I also categorize success as to areas that were discovered which need to be further investigated. I believe additional time in multivariate analysis on variables such as occupation, income range, loan category and delinquencies would expose more trends and perhaps allow for predictions among borrowers (those who will or will not go into delinquency). Also, having only analysed 20 of the original 81 variables leaves a lot of undiscovered relationships/correlations and trends.

Additional data would also enhance this data set. Having the borrower’s age and sex would allow analysis to possibly discover trends among men and women or young and old. Also, population and state-average-income features, would allow for discovery of the type of environment the borrower lived in. For example, a borrower at $75,000 income living in California could be considered middle class within that State. This is in comparison to a borrower from Texas in the same income range bracket which might be consider in the upper class - Does your class (lower, middle or upper) help determine if you use and/or become a delinquent borrower? This would be dependent on the borrower’s state and the state’s average income range. These types of questions and more could be answered with additional data.

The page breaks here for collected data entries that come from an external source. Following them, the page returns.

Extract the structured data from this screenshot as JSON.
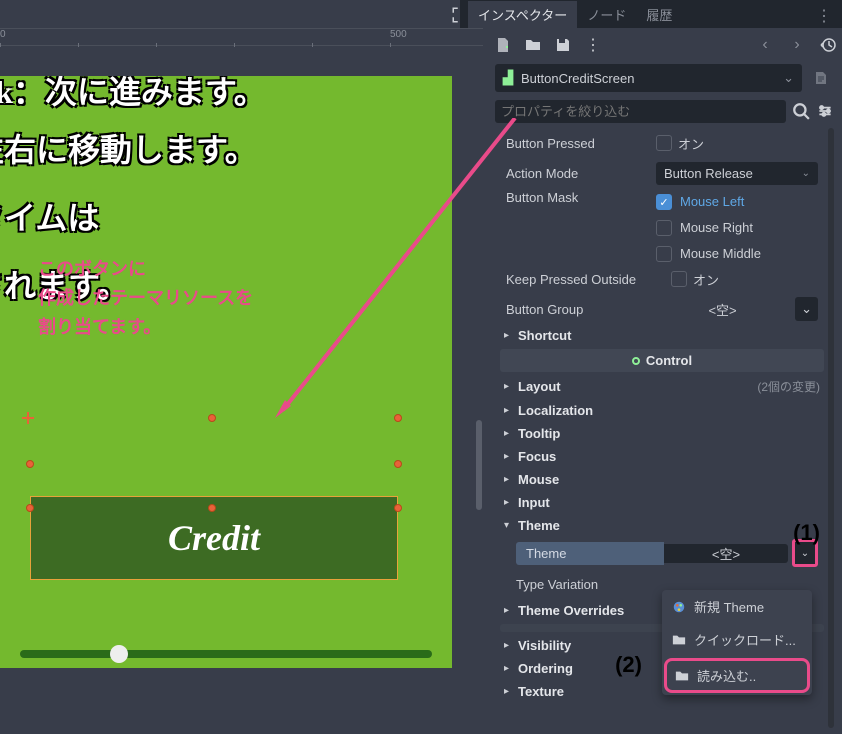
{
  "tabs": {
    "inspector": "インスペクター",
    "node": "ノード",
    "history": "履歴"
  },
  "node_name": "ButtonCreditScreen",
  "filter_placeholder": "プロパティを絞り込む",
  "props": {
    "button_pressed": {
      "label": "Button Pressed",
      "value": "オン"
    },
    "action_mode": {
      "label": "Action Mode",
      "value": "Button Release"
    },
    "button_mask": {
      "label": "Button Mask",
      "opt1": "Mouse Left",
      "opt2": "Mouse Right",
      "opt3": "Mouse Middle"
    },
    "keep_pressed": {
      "label": "Keep Pressed Outside",
      "value": "オン"
    },
    "button_group": {
      "label": "Button Group",
      "value": "<空>"
    },
    "theme": {
      "label": "Theme",
      "value": "<空>"
    },
    "type_variation": {
      "label": "Type Variation"
    }
  },
  "sections": {
    "shortcut": "Shortcut",
    "control": "Control",
    "layout": "Layout",
    "layout_count": "(2個の変更)",
    "localization": "Localization",
    "tooltip": "Tooltip",
    "focus": "Focus",
    "mouse": "Mouse",
    "input": "Input",
    "theme": "Theme",
    "theme_overrides": "Theme Overrides",
    "visibility": "Visibility",
    "ordering": "Ordering",
    "texture": "Texture"
  },
  "popup": {
    "new_theme": "新規 Theme",
    "quick_load": "クイックロード...",
    "load": "読み込む.."
  },
  "annotations": {
    "num1": "(1)",
    "num2": "(2)",
    "overlay_line1": "このボタンに",
    "overlay_line2": "作成したテーマリソースを",
    "overlay_line3": "割り当てます。"
  },
  "canvas": {
    "line1": "Click：次に進みます。",
    "line2": "を左右に移動します。",
    "line3": "のタイムは",
    "line4": "示されます。",
    "credit": "Credit",
    "ruler_0": "0",
    "ruler_500": "500"
  }
}
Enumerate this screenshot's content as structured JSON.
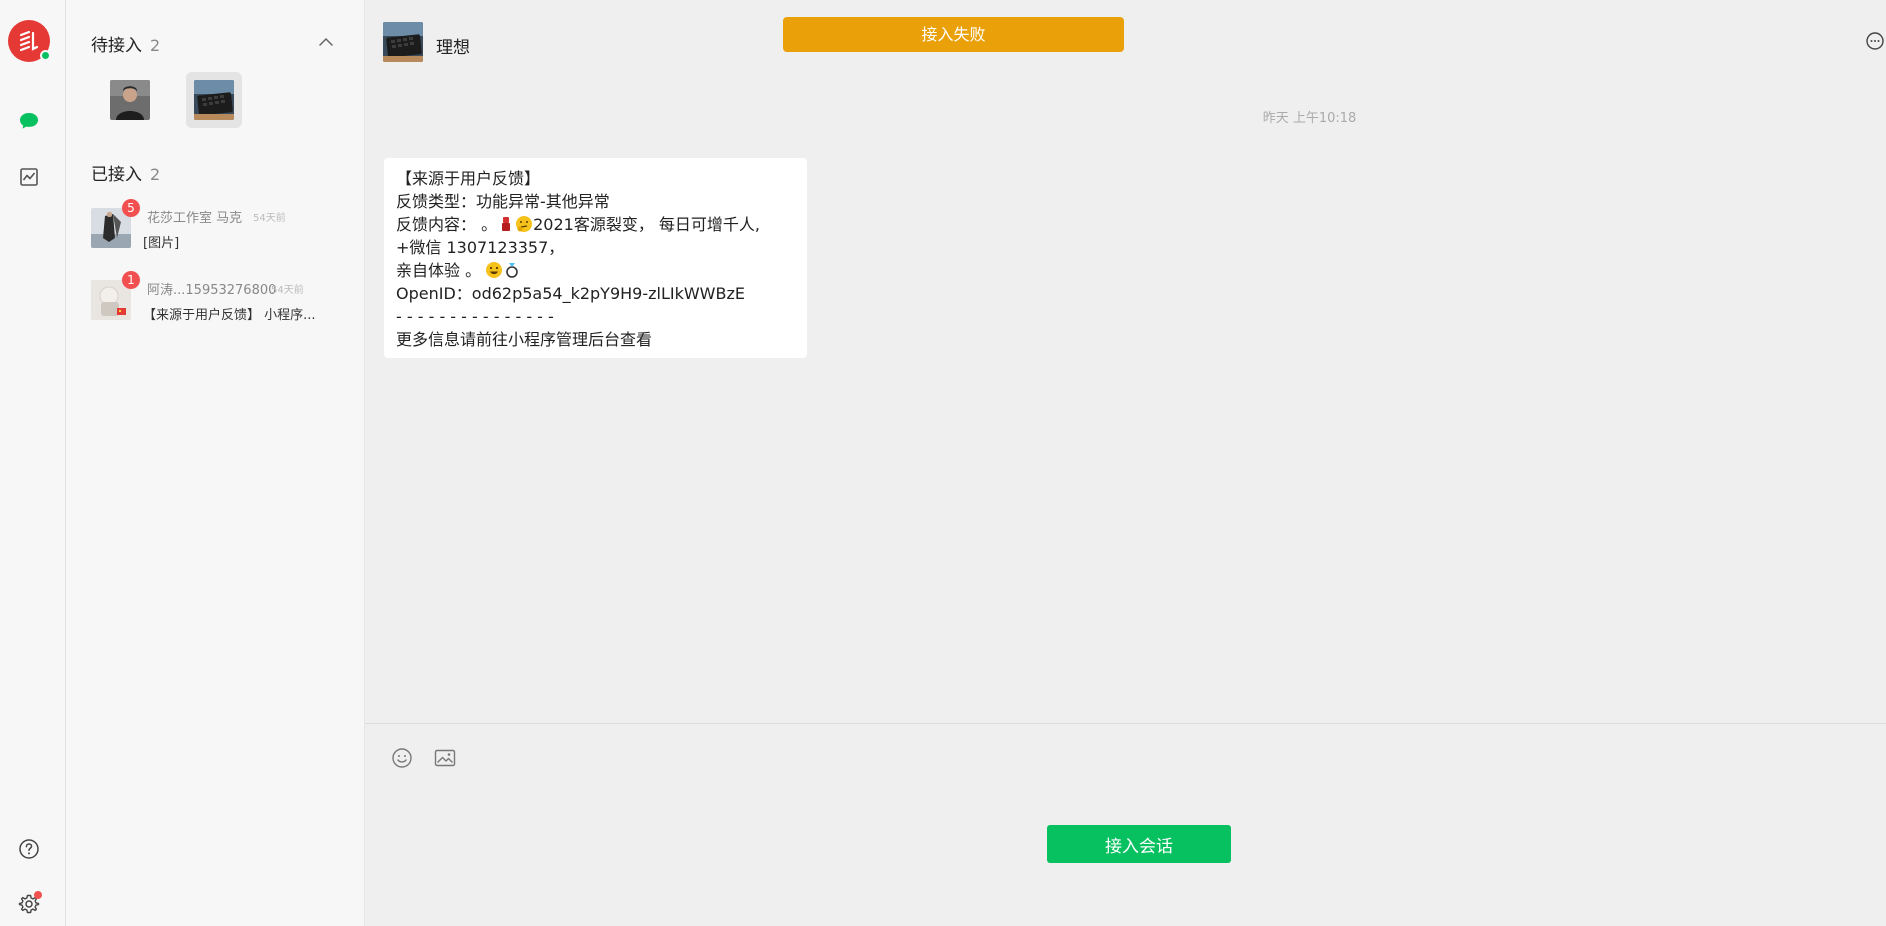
{
  "toast": {
    "text": "接入失败"
  },
  "pending": {
    "title": "待接入",
    "count": "2"
  },
  "joined": {
    "title": "已接入",
    "count": "2",
    "items": [
      {
        "name": "花莎工作室 马克",
        "time": "54天前",
        "preview": "[图片]",
        "badge": "5"
      },
      {
        "name": "阿涛...15953276800",
        "time": "54天前",
        "preview": "【来源于用户反馈】 小程序...",
        "badge": "1"
      }
    ]
  },
  "chat": {
    "title": "理想",
    "timestamp": "昨天 上午10:18",
    "message": {
      "line1": "【来源于用户反馈】",
      "line2": "反馈类型：功能异常-其他异常",
      "line3_a": "反馈内容： 。",
      "line3_b": "2021客源裂变， 每日可增千人,",
      "line4": "+微信 1307123357，",
      "line5": "亲自体验 。",
      "line6": "OpenID：od62p5a54_k2pY9H9-zlLIkWWBzE",
      "line7": "- - - - - - - - - - - - - - -",
      "line8": "更多信息请前往小程序管理后台查看"
    }
  },
  "composer": {
    "accept_label": "接入会话"
  },
  "icons": {
    "logo": "app-logo",
    "chat": "chat-bubble-icon",
    "stats": "chart-icon",
    "help": "help-icon",
    "settings": "gear-icon",
    "emoji": "smiley-icon",
    "image": "image-icon",
    "more": "more-icon",
    "collapse": "chevron-up-icon"
  },
  "colors": {
    "accent": "#07c160",
    "warning": "#eaa008",
    "badge": "#f25050",
    "brand": "#e53935"
  }
}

On a personal note, while I was able to muddle my way through this project, I did not enjoy learning R whatsoever and will likely not be using this tool in the foreseeable future. My first true exposure to programming for data analysis was in Python during Term 1 of the Data Analysis degree, and I did not appreciate having to learn a new, more complex syntax so soon after, especially given the tools available on the Python platform such as Seaborn, Bokeh, and Plotly. The graphics in R are superior to Python though, and the output from knitting an Rmd file is nice, however I am not a fan of the R Studio interface. Going forward, I will probably stick to Python libraries and will invest in mastering R at a later date. All in all, I enjoyed the data set, and enjoyed the project itself, but was disappointed that I was forced to do this project in R.